Poor defense is at the top of a substantial list of factors conspiring to undermine any chance of the Warriors maintaining their grip on a postseason berth. They're sitting in the No. 6 spot, just ahead of No. 7 Utah and No. 8 Houston.

And the Lakers, who have stabilized well enough to climb into the No. 9 spot, remain a serious threat as long as Kobe Bryant extends his savage battle with Father Time.

This 1-4 road trip surely influences the way the Warriors feel about themselves. Their self-assurance entering February was solid, as much a product of Jackson's constant praise as their own success. And, yes, the coach was right to express love and admiration.

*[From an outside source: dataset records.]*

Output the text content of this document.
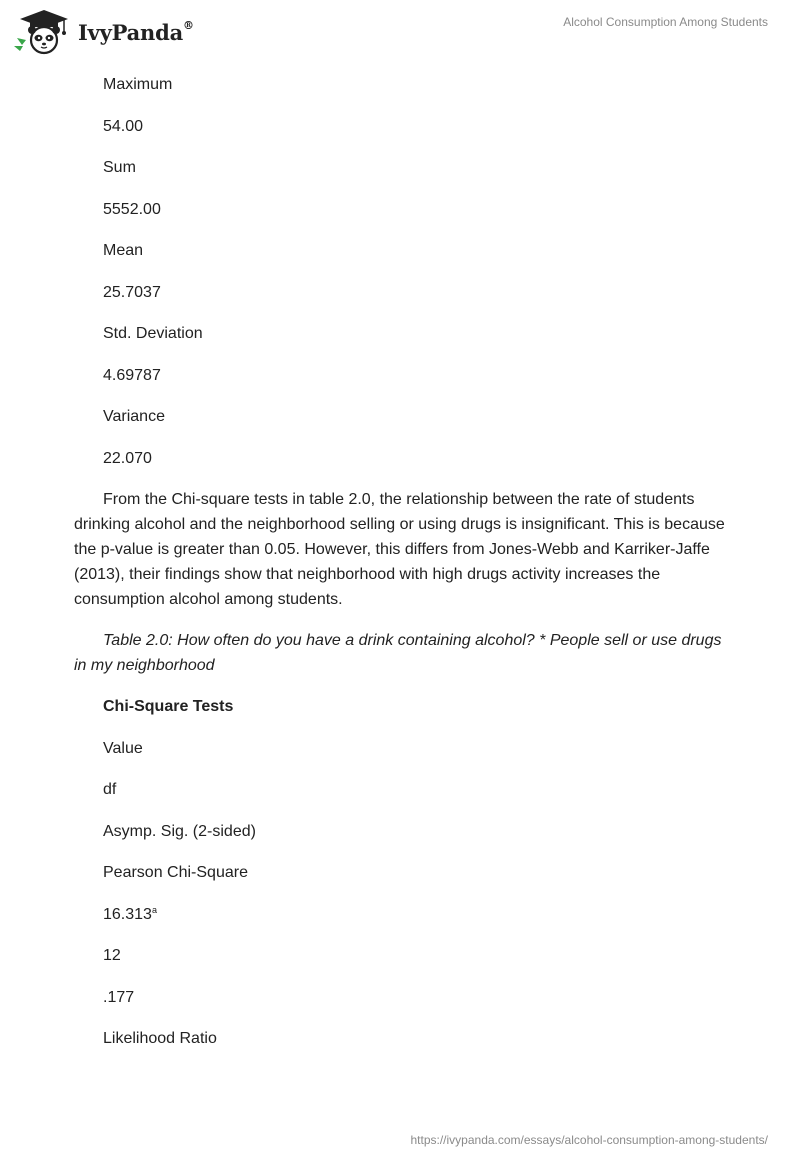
IvyPanda®	Alcohol Consumption Among Students
Maximum
54.00
Sum
5552.00
Mean
25.7037
Std. Deviation
4.69787
Variance
22.070

From the Chi-square tests in table 2.0, the relationship between the rate of students drinking alcohol and the neighborhood selling or using drugs is insignificant. This is because the p-value is greater than 0.05. However, this differs from Jones-Webb and Karriker-Jaffe (2013), their findings show that neighborhood with high drugs activity increases the consumption alcohol among students.

Table 2.0: How often do you have a drink containing alcohol? * People sell or use drugs in my neighborhood

Chi-Square Tests
Value
df
Asymp. Sig. (2-sided)
Pearson Chi-Square
16.313$^a$
12
.177
Likelihood Ratio
https://ivypanda.com/essays/alcohol-consumption-among-students/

Jackson knows he's the central figure in rehabilitating this abused franchise, one accustomed to futility that has punctured its collective self-esteem. His players are not familiar with NBA prosperity and needed positive reinforcement.

With the coach singing in the perfect pitch, playing notes in the right key, it was coming together beautifully.

But after a month of blown leads and amateurish cross-court passes, of failing to meet the elemental requirement of blocking out and missing shots at the rim, of standing idly as opponents stroll in for layups and dunks, the Warriors are back to wondering.

Where has it gone wrong? Are we as good as we thought? How do we fix this? Can we?

David Lee has regressed. Jarrett Jack has come back to reality. Klay Thompson remains in a maddening pattern, breaking your heart more often than he warms it. Rookie Harrison Barnes isn't bringing it every night and doesn't yet know how.

Though Jackson weeks ago sat among the leading contenders for Coach of the Year -- and remains in the hunt -- he now must skillfully navigate his team through the next 45 days to avoid the kind of catastrophic collapse that has gotten many a coach pink-slipped.

Quality NBA teams realize the games of November and December are irrelevant in March and April; how confident are the Knicks, who posted two 20-point wins over Miami before Christmas, after eating a six-point home loss to the Heat on Sunday?

The Warriors aren't as good as the 52-win pace set through their first 47 games nor as bad as the 19-win pace at which they've played over the past 13. They're somewhere in between. Where, exactly, depends on if they can respond after recalling how awful they were before discovering defense.

It's time for Jackson to remind them, to prove he can convey his love while providing strength and direction, guiding with a firm and demanding hand.

It's time the Warriors recover and grow up. If they can't do it at home, where they play 16 of their final 22 games, including the next seven, they don't belong in the postseason.